His district tends to take a punitive approach to student discipline, he said. Eager to try a different strategy, Westlake helped set up a youth court at his school in fall 2019 that gave students a chance to take the lead in resolving minor infractions. Then the pandemic hit and, with so many new logistical challenges and demands on teachers’ time, the court had to be put on hold.
Westlake, who is teaching both in-person students and remote learners from his classroom, said that schools have long confused students’ emotional needs with behavioral issues. He hopes the coronavirus crisis will prompt greater awareness of the shortcomings of that approach. More parents are speaking out now about their children’s mental health problems, and administrators may start to recognize the urgent need for investment in counseling and other support. “It’s an opportunity to recognize that what we used to think of as discipline problems were often about needs going unaddressed,” he said.
Westlake said that while he’s not aware of any official updated disciplinary guidance in his district during the pandemic, his principal and the state superintendent have made statements about extending “grace” to students during this time.
The pandemic, meanwhile, has been accompanied by an accelerating movement to reduce harsh discipline and police presence in schools. Some states have taken steps in recent years to curtail police involvement in routine school discipline.
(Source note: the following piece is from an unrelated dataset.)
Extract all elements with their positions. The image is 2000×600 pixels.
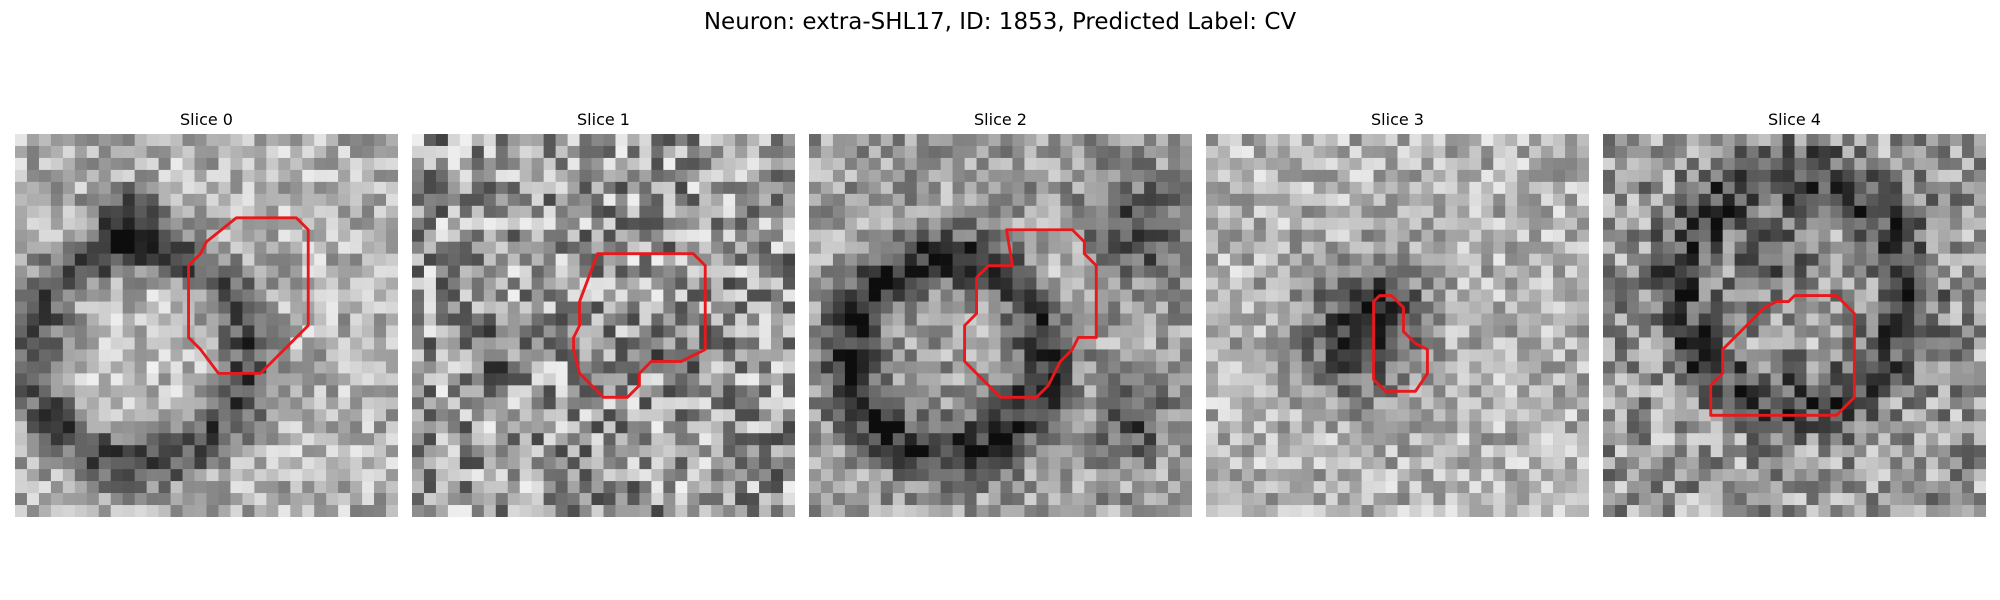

The police killing of George Floyd this spring prompted a fresh wave of activism calling for the cancelation of school district contracts with police departments.
Since the pandemic began, some school districts, particularly those that have gone fully virtual, have, unsurprisingly, recorded a significant decrease in police involvement and student arrests. Between mid-March and November 2018, for example, Florida’s Miami-Dade County Public Schools recorded 81 incidents that resulted in student arrests. Over the same period in 2019, the figure was 114. Then, last year, when the school district went remote, the number was just five, according to data provided to The Hechinger Report/HuffPost.
Losen of UCLA cautions against drawing conclusions from such data, however. “It’s a bit artificial to say referrals are down just like it is to say school suspensions are down,” he said. “If you aren’t conducting in-person education, you aren’t going to be kicking kids out.”
Still, advocates and lawyers are also optimistic that this moment could accelerate efforts to keep students from being sent to jail for school-related activities. Michael Waller, executive director of the nonprofit Georgia Appleseed Center for Law & Justice, said that schools tend to harshly punish kids for vaguely defined infractions such as “disruptive” or “defiant” behavior. In school, he said, kids are criminalized for activities that wouldn’t be considered criminal in another environment.
“Schools have a choice to make in whether they are going to participate in the school-to-prison pipeline,” he said.
Amphlett, the San Antonio teacher, said that, so far, educators are choosing to focus on supporting students’ emotional well-being, rather than on disciplining them.
“The pandemic is really shaking people’s foundations,” he said. “I think if we can make sure every educator doesn’t quit, because we’re so abandoned with COVID, the result — hopefully — will be a really positive one.”